The frontend is more than a bubble now

The original UI was a floating bubble in the corner. That is still there as a mode, but I ended up making the homepage itself a chat-first interactive CV.

Technically the frontend is still quite simple:

Astro renders the page shell
React handles the chat state in ChatWidget.tsx
SSE streams tokens directly into the current assistant message
markdown is rendered client-side
starter prompts and first-visit hints help users get going

The main architectural point here is that the UI is not pulling from a polling API or waiting for a full response blob. It is event-driven and incremental. That keeps the chat feeling responsive even though under the hood it may involve retrieval, streaming generation, tool resolution, and then a second follow-up generation pass.

A few production bugs were more interesting than the happy path

There were a handful of issues that were much more educational than writing the initial feature.

Turnstile did not like `display: none`

The invisible Turnstile iframe would not work properly when hidden with display: none. The fix was to hide it using zero dimensions and absolute positioning instead.

WebDAV deploys were serving stale HTML

The portfolio deploy goes to Fastmail WebDAV via rclone. Because WebDAV does not support checksums in the way I wanted, rclone sync --checksum quietly degraded into something close to size-based behavior, which meant HTML files with identical sizes could remain stale across deploys.

The fix was a two-phase deploy and --ignore-times for the non-asset files.

Retrieval needed real instrumentation

Without the debug endpoint, retrieval issues were annoyingly fuzzy.
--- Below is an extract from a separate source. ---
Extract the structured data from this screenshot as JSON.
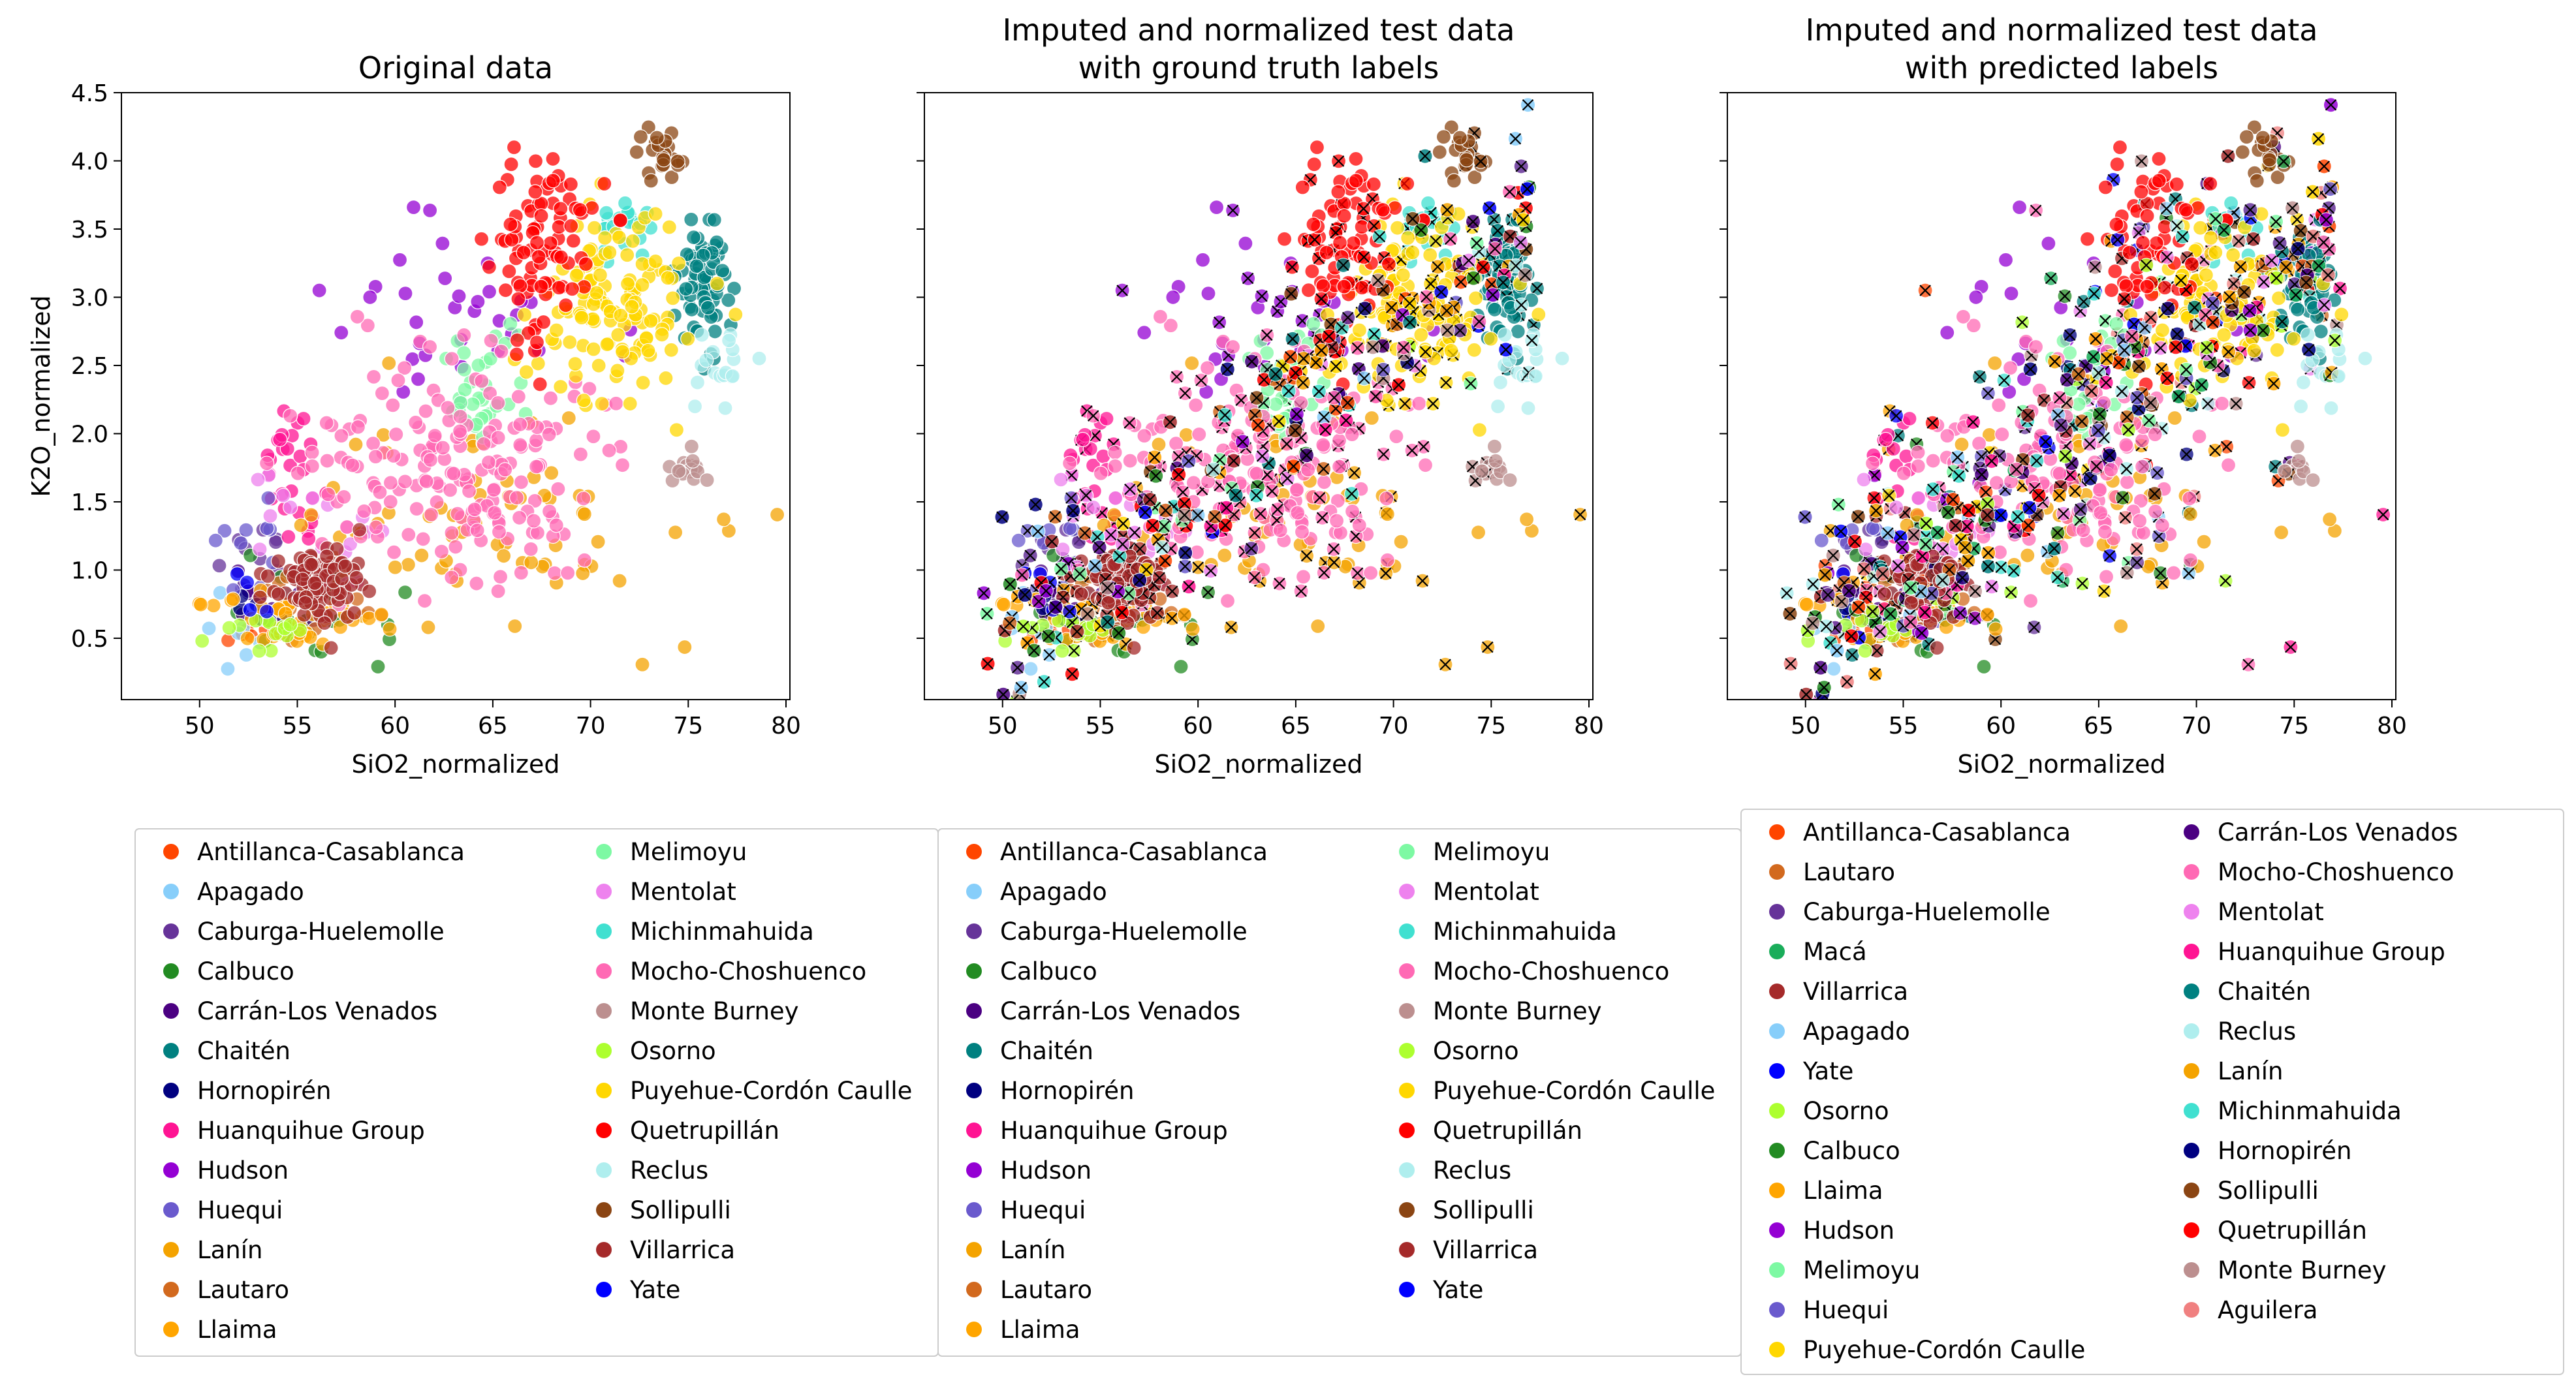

You can feel that an answer is wrong, but until you see the ranked chunks and their scores, it is hard to know whether the problem is chunking, embeddings, prompt design, or source wording.

Source wording matters a lot

At one point the system kept overemphasizing LangGraph because the knowledge base literally described it as one of the strongest skills. That was not the model being weird; that was the corpus doing exactly what I told it to do. RAG systems are surprisingly sensitive to small wording choices in curated source content.

Why I like this architecture

The whole thing is deliberately small.

no vector DB
no separate backend service
no orchestration framework
no giant indexing pipeline

Just content extraction, embeddings, an in-memory corpus, a Worker, and a chat UI.

That simplicity is part of why I like it. At this scale, it is easy to inspect, easy to redeploy, and easy to reason about when something breaks.

I think personal sites are a particularly good use case for this shape. A portfolio is already a structured corpus. It has a bounded domain, relatively stable content, and clear user questions. That makes it a much better target for RAG than the average “AI assistant for everything” product.

If you try it and notice weird retrieval, odd emphasis, or better ways the homepage should guide first-time visitors, let me know. This is one of those features where the first version is mostly an excuse to build a better second version.